El siguiente capítulo, y último del libro, el seis, lleva un título suficientemente explícito y significativo, "La revolución". El autor trata en él de "las inversiones de la tendencia", de "la revancha de la carne", de como "todos somos ciudadanos" y de como hemos llegado a tener "una comida para todas las estaciones". Y para acabar con la serie de títulos de los apartados del capítulo, también tienen sus comentarios "el placer, la salud, [y] la belleza". Hemos llegado ya al final del paseo, estamos ya en nuestra época, la que conocemos por nosotros mismos, o por el testimonio de nuestros padres o abuelos. Son los tiempos del vegetarianismo (o alimento pitagórico como lo llamaban) libremente aceptado, de las nuevas técnicas de conservación de alimentos (principalmente refrigeración, congelación y esterilización por calor), de la revolución de los transportes, de la deslocalización del sistema alimentario, que ha acabado con las dependencias entre alimento y territorio, e incluso con las dependencias de carácter estacional de la comida, típico de las culturas tradicionales. Ahora, nuestras relaciones con los alimentos se difuminan. Ya no sabemos de dónde vienen, ni cómo ni cuando han sido producidos. Ya casi olvidamos que la comida está relacionada con el clima y las estaciones, pero no podemos -o no debemos- ignorar que "superar las limitaciones del clima y las estaciones, independizarse de ellas, ha sido durante milenios un gran anhelo de los hombres, un importante objetivo de su organización alimentaria" (p. 159).

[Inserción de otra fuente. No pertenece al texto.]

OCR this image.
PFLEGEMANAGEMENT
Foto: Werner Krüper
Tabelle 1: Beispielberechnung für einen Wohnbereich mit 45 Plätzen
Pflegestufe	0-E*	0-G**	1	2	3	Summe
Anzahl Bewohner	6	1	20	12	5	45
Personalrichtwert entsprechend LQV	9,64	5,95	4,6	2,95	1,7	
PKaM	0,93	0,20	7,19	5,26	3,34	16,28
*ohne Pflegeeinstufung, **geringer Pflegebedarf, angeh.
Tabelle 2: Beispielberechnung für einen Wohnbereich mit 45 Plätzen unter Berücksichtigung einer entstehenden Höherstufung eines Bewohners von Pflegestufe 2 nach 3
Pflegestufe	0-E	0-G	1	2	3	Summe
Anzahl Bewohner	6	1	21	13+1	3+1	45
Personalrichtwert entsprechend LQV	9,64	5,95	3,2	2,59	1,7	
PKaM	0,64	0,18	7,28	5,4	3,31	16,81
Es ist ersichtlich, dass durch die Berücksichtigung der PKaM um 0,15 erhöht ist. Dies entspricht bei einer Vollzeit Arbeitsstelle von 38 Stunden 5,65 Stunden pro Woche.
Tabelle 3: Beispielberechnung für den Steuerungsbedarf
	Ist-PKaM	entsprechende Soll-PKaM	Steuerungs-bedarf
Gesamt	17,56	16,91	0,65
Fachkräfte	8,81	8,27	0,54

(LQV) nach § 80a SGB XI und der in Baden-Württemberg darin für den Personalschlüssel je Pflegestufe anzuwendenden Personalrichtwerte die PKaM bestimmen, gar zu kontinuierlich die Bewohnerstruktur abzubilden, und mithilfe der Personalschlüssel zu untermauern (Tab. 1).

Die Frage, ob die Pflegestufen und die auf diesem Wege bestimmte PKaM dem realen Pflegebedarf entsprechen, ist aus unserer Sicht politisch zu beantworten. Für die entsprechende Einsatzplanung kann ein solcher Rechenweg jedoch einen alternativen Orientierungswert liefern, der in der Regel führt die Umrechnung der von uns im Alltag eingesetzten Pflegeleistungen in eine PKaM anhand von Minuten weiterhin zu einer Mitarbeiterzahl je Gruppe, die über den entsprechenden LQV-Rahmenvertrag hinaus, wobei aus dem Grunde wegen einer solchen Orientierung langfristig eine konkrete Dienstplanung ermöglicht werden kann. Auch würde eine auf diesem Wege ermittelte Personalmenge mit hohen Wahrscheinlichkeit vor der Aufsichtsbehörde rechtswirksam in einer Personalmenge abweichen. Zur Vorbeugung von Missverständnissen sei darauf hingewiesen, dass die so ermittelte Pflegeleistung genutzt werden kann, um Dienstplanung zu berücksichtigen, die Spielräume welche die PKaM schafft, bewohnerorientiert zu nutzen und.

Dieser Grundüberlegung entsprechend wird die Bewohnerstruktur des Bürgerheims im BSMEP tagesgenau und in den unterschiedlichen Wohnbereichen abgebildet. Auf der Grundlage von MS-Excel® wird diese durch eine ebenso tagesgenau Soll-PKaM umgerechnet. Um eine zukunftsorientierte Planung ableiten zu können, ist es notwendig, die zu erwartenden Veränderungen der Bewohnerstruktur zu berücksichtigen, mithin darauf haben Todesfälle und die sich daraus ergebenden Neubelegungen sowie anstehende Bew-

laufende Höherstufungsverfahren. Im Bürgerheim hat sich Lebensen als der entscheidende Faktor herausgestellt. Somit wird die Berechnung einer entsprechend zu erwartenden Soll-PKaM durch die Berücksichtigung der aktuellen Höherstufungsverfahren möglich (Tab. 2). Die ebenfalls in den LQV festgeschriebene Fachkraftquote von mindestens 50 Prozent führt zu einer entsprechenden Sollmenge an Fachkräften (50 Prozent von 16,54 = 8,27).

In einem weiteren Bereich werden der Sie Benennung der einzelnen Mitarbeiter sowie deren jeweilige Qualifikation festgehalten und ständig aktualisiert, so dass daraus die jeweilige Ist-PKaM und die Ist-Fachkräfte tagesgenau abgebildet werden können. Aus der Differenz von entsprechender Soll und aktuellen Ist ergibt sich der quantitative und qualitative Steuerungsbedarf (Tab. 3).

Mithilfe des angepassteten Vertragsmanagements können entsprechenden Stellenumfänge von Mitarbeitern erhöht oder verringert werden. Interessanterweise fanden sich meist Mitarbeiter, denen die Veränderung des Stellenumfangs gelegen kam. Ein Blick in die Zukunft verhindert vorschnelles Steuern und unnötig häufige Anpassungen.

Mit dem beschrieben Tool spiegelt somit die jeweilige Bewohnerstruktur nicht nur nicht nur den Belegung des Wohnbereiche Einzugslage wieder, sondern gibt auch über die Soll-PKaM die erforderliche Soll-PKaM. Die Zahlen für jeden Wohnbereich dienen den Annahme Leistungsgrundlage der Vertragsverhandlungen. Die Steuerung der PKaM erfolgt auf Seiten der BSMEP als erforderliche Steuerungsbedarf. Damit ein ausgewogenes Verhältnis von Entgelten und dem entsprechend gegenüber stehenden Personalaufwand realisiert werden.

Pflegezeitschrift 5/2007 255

Para acabar finalmente con nuestros comentarios, recordaremos las consideraciones que, en cierta manera a modo de conclusiones, hace Montanari sobre cuestiones de salud y belleza: antes ser grueso era bello, era señal inequívoca de riqueza y de bienestar alimentario y --¿porqué no?-- sanitario. Ahora, inmersos en la abundancia, los nuevos poderosos comen poco y sobre todo vegetales, posiblemente porque, como señalaba Barthes, "comer poco es el rasgo y el instrumento de la eficiencia, y por lo tanto, del poder" (p. 167). Todo ello es también una consecuencia de lo que apunta el autor (p. 166):

"El modelo alimentario y estético de la delgadez, enriquecido con los consabidos motivos de salud, se difunde ampliamente por la Europa de la primera mitad del siglo XX. [...] Es indudable que en el plano cultural la relación con la comida se ha invertido. El miedo al exceso ha reemplazado el miedo al hambre".

Y de este modo, y con estos argumentos, podríamos decir con Montanari (p. 168) que "todavía está por inventar una relación cordial y consciente con la comida. [Precisamente ahora que] la abundancia nos permitiría hacerlo con más serenidad que en el pasado.